So...fast forward slightly.  You have some existing players/users of the system approaching DOJ, looking to write supplements (like Strike Force), or run official events at conventions.  They ask what book they should use.  If the book or event falls into one of the genres for which the complete entry level books have been written, they're told they should use them.  Because that's how the books are sold -- if you haul out references to Classes of Minds in your Champions supplement, people are going to cry foul, as Classes of Minds aren't covered in that book.  This does not mean that the complete books replace the core rule books.  It doesn't mean that Classes of Minds are no longer part of the Hero System. It means simply that the complete books are exactly what they were built as: entry point devices for new players which simplify the system.  They're a starting point, not a replacement for the full 6E1&2.

When you misunderstand him or misinterpret what he says?  

1. Look at the top of every page on this site.  Tell me what it says.

2. Saying that you need to be compliant with the rules in CC means you need to be compliant with HERO System 6th Edition.  If you were talking about writing a Champions supplement, then yes, that is the book you'd want to concern yourself with -- that subset of the 6E rules.  If you were talking about writing a Fantasy Hero supplement, guess which book you'd be told to be in compliance with?  Now guess which book you'd be told you need to be in compliance with if you wanted to write a Western Hero supplement or book -- I'll give you a hint: it's in 2 volumes and rhymes with Hero System 6th Edition.

3. Don't trust me on this?  Talk to Jason.  I do it all the time.  CC follows Hero System 6th Edition.  It lacks some of the rules in the main rulebooks...because that's the point behind it.  FHC follows Hero System 6th Edition in the same way.  Know what the official rules for Hero System are?  6th Edition.

Then you have zero concept of business in general or the insanely tight / small market for rpgs in particular.

Please think before you post.

Do you really think that there is an unlimited pool of potential sales out there? That putting a product up for sale in one place (or in one format) won't impact the sales of the product in another place (or another format)?

Do you really not think at ALL about business or relative costs?

Look at the last sentence that I quoted from the TOS.  That part about the margin after print cost of the book is taken off of the sale price.  Pesky little detail, I know.  Apply it to what you know about the various books in question.  Consider the size of 6E1 and 6E2 and the "print cost" that will be taken off of the sale price...prior to the 40% take of drivethrurpg.  That's your cost metric for consideration.

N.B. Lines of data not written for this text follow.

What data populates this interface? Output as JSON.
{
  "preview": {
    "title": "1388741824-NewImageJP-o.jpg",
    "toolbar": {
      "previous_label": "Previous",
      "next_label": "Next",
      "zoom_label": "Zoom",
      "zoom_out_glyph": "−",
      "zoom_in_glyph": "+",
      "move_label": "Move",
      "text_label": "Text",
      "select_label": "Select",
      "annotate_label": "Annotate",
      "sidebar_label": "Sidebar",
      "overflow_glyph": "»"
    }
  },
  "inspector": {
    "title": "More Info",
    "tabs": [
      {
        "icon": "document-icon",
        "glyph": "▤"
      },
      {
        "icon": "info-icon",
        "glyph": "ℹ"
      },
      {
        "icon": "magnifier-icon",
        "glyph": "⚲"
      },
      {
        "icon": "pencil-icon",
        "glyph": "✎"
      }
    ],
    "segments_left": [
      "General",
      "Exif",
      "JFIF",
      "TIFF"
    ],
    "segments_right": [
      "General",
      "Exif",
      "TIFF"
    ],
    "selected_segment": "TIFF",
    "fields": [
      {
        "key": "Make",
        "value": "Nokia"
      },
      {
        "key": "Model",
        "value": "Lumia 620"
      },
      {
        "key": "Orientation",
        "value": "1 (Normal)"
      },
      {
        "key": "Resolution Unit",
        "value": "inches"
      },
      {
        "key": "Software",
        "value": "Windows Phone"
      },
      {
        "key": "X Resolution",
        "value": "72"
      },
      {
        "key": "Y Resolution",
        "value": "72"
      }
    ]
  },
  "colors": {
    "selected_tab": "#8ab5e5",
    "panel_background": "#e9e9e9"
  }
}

Maybe you thought that the print cost that would be taken off would be static across the board (regardless of the size of the book, the complexity, the amount of graphics, etc.).  If so, I would suggest that you perform similar business calculations as what we'll get into for DriveThruRPG -- they're not going to lose money on their end (even potential money) just because a given book is larger than average.  The risks are greater for them, the costs are greater, and their charges are (correspondingly) greater.

Now let's talk business for a moment, shall we?  Might as well have someone do it, since you don't seem to want to go that route...

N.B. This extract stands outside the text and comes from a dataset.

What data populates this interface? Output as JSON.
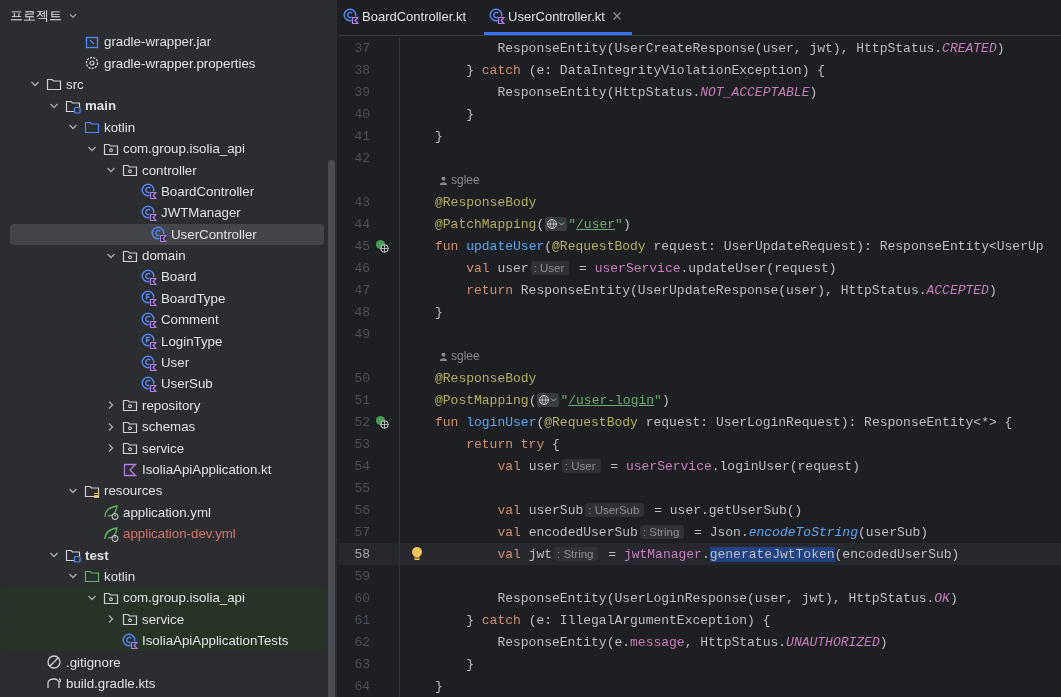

The 6E rulebooks are the core of the Hero System.  Does it seem like a particularly sound business idea to take the core of your business model and cut out (at a guess) 60-70% of your return?  Myself (as an admitted neophyte in business), I'd prefer to put out some of my entry-level offerings to POD sources -- take the hit on those in the hopes that you attract new players to the system who will (in turn) purchase your core products.  That's just me, though.

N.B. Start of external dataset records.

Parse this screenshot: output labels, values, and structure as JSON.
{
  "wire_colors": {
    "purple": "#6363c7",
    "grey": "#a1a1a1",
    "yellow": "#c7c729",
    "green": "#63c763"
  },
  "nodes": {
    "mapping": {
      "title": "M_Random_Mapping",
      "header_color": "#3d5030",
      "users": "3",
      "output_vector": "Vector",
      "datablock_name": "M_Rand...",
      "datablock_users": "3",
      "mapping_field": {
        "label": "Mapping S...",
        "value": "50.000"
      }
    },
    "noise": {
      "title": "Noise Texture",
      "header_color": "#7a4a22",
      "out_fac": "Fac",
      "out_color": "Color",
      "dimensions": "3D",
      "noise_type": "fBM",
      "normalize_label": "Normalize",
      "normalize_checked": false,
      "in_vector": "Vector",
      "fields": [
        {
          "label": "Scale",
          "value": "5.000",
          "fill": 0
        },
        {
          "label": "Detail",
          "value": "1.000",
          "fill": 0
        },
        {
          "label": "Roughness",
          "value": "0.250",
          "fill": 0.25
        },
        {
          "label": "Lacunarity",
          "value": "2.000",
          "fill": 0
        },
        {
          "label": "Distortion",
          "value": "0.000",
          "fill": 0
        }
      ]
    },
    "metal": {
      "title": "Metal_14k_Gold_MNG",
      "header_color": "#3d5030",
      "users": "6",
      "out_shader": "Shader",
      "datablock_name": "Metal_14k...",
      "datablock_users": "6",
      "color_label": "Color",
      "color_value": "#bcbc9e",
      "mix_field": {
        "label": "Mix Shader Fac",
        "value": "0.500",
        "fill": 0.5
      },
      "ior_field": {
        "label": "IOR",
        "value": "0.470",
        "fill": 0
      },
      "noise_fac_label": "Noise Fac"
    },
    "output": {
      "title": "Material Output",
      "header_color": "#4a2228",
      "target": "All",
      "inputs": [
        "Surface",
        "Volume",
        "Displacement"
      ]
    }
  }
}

Hmmm...I wonder what the difference could POSSIBLY be?   It couldn't be as simple as "you're an individual and have none of the business concerns facing the publisher of the material", could it?  I mean, that just makes too much sense.

From the TOS on Drivethrurpg: 

 

As with digital sales, you get paid 70% or 65% of the price the customer pays, depending on whether you are an exclusive partner with OneBookShelf or non-exclusive. On print sales, though, you receive your share of the margin after the print cost of the book (or cards) is taken off the selling price.

Huh.  35-40% (or greater) loss on revenue.   I see what you mean -- no reason whatsoever why the 6E1/6E2 volumes shouldn't be offered there.

Sigh.  And here we go again.

This topic is done.  Hugh is now being moderated (and has been "officially" warned rather than relying on the unofficial route which failed previously).  Surrealone - you're done with this topic and this false crusade you appear to be on with Hugh.  Do not post on it again in these forums.  Is that clear enough?

Now, to the subject at hand -- I'll spell things out for those of you too dense to figure it out on your own (even after others have pointed it out to you):

The current ruleset for the Hero System is the Hero System Sixth Edition.  That's it.  That's what it has been since 6E came out.  That's what it says at the top of this site.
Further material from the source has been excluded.